Packers Sell Belief in Love While Insisting Rodgers Offers Best Chance to Win
Gutekunst’s comments Monday on Love’s future with the team were unambiguous. So unless he was setting up leverage for a future play that involves dealing either Rodgers or Love, which is entirely possible, it sounds like the third-year QB is going to be in Green Bay for at least a couple more seasons.
Selling that the team believes in Love allows the Packers to negotiate from a position of strength on any future trade involving him, though some of Gutekunst’s other comments Monday at least partially contradict the assertion that Green Bay believes in Love completely and needs no more evidence to support that conclusion.
The GM channeled the infamous words of former New York Jets coach Herm Edwards, talking about playing to win the games for the rest of the year and implying that will be the philosophy even if/when Green Bay is eliminated from postseason contention.
“Even if we’re eliminated from the playoffs, which it wouldn’t be ideal, I said we’re going to still go out to win the game,” Gutekunst told reporters. “There’s a bunch of guys in that locker room [who] deserve that. So we’re going to go out to win the game, and we’re going to make the decisions that are in the best interests of us going and winning the game.”
Packers Must Play Love in Interest of Responsible Financial Decision-Making
It feels a bit incongruous for Gutekunst to say that the franchise is ready to commit major dollars to Love in 2024 when the organization clearly believes that an injured, 39-year-old Rodgers remains the team’s best chance to “win the game.”

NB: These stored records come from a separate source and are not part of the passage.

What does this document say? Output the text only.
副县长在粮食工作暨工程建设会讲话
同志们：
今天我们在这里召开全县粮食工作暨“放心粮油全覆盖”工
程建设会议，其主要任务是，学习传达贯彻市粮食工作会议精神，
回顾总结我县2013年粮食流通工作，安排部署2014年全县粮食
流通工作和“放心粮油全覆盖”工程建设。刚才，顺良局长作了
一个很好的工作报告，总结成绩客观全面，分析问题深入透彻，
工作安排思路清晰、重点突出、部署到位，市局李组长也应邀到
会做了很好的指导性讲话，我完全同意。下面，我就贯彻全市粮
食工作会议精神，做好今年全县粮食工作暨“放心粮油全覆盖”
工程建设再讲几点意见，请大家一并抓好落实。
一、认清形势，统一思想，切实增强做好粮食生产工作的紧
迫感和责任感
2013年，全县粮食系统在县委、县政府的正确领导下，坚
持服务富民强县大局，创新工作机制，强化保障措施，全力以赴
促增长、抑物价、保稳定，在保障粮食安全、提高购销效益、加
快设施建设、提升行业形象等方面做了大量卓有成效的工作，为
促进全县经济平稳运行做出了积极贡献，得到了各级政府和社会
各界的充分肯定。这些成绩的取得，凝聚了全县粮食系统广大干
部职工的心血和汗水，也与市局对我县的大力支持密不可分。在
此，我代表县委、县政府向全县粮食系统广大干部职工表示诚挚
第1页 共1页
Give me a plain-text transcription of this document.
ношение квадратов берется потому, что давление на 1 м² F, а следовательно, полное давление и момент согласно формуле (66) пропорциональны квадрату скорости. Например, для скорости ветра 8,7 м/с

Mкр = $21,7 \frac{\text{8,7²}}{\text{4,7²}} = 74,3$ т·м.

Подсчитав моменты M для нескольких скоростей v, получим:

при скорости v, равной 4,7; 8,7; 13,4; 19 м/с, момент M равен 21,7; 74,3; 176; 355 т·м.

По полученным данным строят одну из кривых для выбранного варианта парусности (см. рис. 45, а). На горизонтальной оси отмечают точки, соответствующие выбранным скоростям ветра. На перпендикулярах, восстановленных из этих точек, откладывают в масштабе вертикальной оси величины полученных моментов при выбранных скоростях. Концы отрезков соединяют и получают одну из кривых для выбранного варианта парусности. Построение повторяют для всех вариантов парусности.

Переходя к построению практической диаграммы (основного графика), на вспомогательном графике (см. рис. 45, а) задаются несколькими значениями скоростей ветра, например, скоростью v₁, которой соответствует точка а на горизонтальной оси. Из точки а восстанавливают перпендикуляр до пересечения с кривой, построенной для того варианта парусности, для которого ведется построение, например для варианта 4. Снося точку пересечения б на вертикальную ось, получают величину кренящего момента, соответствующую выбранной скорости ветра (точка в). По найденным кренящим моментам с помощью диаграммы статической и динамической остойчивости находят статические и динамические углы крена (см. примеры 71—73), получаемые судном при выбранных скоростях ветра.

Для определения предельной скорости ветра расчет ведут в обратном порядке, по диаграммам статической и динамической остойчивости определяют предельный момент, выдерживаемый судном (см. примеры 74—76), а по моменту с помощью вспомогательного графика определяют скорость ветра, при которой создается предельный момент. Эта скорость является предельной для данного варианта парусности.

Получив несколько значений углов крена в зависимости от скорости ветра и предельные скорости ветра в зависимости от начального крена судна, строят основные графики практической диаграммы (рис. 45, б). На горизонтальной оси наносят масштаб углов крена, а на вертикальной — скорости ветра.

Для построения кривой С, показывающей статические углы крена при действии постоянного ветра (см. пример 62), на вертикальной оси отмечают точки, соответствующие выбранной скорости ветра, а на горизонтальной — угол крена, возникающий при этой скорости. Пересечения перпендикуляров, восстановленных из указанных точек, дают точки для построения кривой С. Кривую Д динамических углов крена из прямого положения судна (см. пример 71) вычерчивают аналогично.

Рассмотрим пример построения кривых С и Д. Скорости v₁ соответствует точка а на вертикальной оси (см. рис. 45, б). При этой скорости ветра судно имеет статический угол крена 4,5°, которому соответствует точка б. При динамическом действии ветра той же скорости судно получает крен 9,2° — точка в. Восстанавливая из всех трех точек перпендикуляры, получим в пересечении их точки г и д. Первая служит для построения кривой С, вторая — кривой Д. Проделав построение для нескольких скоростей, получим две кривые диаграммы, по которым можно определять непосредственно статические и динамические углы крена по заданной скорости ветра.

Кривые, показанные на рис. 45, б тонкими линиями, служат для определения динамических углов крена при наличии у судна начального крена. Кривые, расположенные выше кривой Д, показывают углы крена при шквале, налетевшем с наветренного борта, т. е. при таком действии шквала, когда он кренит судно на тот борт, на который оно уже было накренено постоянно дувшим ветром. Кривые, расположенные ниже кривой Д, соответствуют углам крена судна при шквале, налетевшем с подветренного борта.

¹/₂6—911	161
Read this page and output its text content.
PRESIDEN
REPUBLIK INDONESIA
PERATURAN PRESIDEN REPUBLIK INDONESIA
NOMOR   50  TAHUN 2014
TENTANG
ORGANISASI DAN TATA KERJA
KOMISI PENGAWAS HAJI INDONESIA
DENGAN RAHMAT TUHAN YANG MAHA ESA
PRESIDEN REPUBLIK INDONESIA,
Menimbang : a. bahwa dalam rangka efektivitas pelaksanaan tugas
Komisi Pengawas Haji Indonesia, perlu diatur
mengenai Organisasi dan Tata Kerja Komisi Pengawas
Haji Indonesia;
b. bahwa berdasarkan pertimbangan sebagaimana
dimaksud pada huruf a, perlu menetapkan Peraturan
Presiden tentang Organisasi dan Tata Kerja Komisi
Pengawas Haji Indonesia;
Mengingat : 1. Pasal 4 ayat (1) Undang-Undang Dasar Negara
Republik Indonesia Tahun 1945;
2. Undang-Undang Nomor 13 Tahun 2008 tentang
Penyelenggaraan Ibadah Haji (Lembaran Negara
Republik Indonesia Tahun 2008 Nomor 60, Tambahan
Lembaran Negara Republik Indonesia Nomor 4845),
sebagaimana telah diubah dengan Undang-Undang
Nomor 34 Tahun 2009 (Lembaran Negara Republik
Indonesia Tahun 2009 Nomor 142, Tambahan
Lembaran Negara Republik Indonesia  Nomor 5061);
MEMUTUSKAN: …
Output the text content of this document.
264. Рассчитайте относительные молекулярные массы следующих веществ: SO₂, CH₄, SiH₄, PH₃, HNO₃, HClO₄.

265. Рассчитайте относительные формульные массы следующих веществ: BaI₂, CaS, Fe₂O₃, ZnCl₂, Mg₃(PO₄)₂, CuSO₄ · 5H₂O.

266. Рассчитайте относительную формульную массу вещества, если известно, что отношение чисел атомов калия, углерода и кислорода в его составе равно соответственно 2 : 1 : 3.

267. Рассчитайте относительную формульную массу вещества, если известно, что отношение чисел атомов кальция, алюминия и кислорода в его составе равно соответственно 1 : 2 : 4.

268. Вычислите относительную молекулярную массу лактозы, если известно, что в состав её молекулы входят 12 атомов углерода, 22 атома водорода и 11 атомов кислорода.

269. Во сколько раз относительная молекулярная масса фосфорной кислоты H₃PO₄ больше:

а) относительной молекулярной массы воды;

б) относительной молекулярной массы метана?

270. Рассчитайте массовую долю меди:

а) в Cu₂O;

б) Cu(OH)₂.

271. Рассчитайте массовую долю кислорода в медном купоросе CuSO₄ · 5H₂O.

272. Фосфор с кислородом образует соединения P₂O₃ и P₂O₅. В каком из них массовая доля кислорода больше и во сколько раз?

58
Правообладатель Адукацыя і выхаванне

But, if the plan is to eventually attempt to move the four-time MVP, Green Bay needs to sell other NFL franchises on the idea that he’s still a quarterback worthy of the historic contract to which the Packers signed him over the offseason. Replacing him with a backup who has almost no real game experience sends the exact opposite message.
However, sticking with Rodgers once the regular season games no longer mean anything can be characterized as an irresponsible decision where the franchise’s future is concerned. If both quarterbacks are on the roster to start the 2024 season, the Packers will be committing more than $60 million in salary cap space to the top two spots at the position — one occupied by a player in his 40s and the other by a player entering his fifth year having played only a handful of minutes that actually matter.
For these reasons, and others, Albert Breer of MMQB said Wednesday it is paramount that the Packers get Love some regular season run this year.
The question of how sure the Packers are on Jordan Love will be front and center this offseason more so than it has been before. A decision on his fifth-year option will be due just after the draft, and exercising it will mean locking in a $20 million guarantee on the 2020 first-round pick for ’24.
Meanwhile, Rodgers will have a decision to make after the season on his own future. If he sticks around, things get exponentially more complicated with Love, because it could set the team up for a traffic jam of QB contracts in ’24.
And, again, that brings you back to the importance of gathering as much information as possible on Love between now and May. Which is why, if the Packers wind up suffering a ninth loss, it makes sense to at least start thinking about giving Love a few starts.
It isn’t just possible, but likely that when it comes to Love, the Packers simply know something everyone else doesn’t. That is certainly how Gutekunst framed it on Monday.
But is it irresponsible for the team not to do everything it can to know even more before making a massive financial commitment? With his comments, Gutekunst and the Packers are saying it isn’t. Time will soon tell.